UCF STIG Viewer Logo

The Red Hat Enterprise Linux operating system must be configured so that the SSH daemon performs strict mode checking of home directory configuration files.


Overview

Finding ID Version Rule ID IA Controls Severity
V-204600 RHEL-07-040450 SV-204600r603261_rule Medium
Description
If other users have access to modify user-specific SSH configuration files, they may be able to log on to the system as another user.
STIG Date
Red Hat Enterprise Linux 7 Security Technical Implementation Guide 2022-09-12

Details

Check Text ( C-4724r88992_chk )
Verify the SSH daemon performs strict mode checking of home directory configuration files.

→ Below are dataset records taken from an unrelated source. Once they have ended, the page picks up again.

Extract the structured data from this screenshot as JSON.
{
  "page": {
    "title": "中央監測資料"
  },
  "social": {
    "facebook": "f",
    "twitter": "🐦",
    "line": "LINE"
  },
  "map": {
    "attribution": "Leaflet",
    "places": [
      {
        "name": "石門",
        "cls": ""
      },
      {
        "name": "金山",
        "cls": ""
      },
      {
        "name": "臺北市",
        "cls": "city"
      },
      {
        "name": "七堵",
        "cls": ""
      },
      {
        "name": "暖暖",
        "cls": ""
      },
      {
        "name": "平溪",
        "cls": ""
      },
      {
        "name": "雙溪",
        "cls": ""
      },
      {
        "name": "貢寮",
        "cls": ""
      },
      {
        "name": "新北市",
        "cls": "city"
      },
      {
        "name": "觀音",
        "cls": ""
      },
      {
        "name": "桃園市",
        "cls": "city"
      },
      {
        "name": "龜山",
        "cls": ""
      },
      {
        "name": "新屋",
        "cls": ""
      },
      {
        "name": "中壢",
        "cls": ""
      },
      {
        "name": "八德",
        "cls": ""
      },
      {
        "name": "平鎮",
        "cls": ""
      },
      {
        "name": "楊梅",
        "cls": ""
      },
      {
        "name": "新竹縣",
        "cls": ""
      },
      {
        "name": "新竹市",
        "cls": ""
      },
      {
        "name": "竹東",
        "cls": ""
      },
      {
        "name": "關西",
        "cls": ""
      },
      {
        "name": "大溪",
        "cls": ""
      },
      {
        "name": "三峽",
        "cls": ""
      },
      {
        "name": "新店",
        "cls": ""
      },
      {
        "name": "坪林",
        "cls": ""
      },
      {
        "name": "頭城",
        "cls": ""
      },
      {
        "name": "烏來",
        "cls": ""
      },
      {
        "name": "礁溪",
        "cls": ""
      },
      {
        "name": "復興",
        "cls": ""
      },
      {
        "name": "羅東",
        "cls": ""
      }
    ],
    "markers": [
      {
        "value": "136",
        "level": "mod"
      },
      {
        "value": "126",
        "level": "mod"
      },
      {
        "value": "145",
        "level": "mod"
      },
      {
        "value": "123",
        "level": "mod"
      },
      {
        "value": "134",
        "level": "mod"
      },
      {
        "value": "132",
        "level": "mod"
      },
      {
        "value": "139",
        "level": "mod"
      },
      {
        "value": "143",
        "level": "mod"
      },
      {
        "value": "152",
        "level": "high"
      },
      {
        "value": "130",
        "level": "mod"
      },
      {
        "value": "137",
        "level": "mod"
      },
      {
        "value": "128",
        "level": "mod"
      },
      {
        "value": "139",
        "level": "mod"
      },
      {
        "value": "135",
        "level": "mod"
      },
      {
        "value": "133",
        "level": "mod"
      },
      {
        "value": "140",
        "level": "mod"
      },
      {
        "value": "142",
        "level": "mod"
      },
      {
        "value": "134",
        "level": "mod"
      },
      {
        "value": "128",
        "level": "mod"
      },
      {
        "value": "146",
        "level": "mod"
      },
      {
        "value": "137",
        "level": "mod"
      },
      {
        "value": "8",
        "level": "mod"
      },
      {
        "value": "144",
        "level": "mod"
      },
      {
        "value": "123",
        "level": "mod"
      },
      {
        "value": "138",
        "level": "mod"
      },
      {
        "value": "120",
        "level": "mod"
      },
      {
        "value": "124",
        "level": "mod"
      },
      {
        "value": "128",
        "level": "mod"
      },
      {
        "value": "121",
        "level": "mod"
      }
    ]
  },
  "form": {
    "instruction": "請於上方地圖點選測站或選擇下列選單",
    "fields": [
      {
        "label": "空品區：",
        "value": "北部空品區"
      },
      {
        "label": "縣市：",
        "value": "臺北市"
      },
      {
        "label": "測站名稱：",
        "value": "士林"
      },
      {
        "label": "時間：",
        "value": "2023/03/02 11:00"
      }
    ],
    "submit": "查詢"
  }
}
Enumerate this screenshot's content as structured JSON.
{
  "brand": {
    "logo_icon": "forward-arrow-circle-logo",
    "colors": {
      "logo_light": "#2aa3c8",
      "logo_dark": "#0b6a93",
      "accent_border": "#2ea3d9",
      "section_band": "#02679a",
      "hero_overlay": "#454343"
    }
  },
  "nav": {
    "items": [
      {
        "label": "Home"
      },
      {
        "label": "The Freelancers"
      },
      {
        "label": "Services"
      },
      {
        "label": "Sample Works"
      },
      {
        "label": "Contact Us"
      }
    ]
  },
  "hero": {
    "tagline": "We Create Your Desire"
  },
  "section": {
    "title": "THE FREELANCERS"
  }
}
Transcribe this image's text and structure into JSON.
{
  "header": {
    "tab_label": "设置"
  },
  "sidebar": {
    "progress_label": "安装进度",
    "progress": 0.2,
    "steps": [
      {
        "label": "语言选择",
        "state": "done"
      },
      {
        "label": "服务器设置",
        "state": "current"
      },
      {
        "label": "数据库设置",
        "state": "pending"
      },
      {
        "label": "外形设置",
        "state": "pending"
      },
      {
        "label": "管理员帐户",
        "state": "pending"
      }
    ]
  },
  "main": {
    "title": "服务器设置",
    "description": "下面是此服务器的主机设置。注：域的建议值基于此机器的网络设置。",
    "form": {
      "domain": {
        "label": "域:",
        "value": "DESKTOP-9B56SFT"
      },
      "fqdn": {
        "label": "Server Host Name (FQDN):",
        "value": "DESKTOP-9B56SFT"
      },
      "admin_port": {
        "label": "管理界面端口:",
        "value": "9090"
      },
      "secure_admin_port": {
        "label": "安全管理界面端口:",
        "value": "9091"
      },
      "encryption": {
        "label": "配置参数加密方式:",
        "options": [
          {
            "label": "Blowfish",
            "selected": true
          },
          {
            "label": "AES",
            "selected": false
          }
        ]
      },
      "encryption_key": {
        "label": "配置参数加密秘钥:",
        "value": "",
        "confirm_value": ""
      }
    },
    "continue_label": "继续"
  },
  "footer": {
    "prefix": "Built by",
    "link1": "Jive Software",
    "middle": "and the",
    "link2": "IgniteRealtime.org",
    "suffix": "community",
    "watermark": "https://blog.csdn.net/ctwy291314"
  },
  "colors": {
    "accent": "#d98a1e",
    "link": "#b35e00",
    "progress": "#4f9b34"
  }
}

The location of the "sshd_config" file may vary if a different daemon is in use.

Inspect the "sshd_config" file with the following command:

# grep -i strictmodes /etc/ssh/sshd_config

StrictModes yes

If "StrictModes" is set to "no", is missing, or the returned line is commented out, this is a finding.
Fix Text (F-4724r88993_fix)
Uncomment the "StrictModes" keyword in "/etc/ssh/sshd_config" (this file may be named differently or be in a different location if using a version of SSH that is provided by a third-party vendor) and set the value to "yes":

StrictModes yes

The SSH service must be restarted for changes to take effect.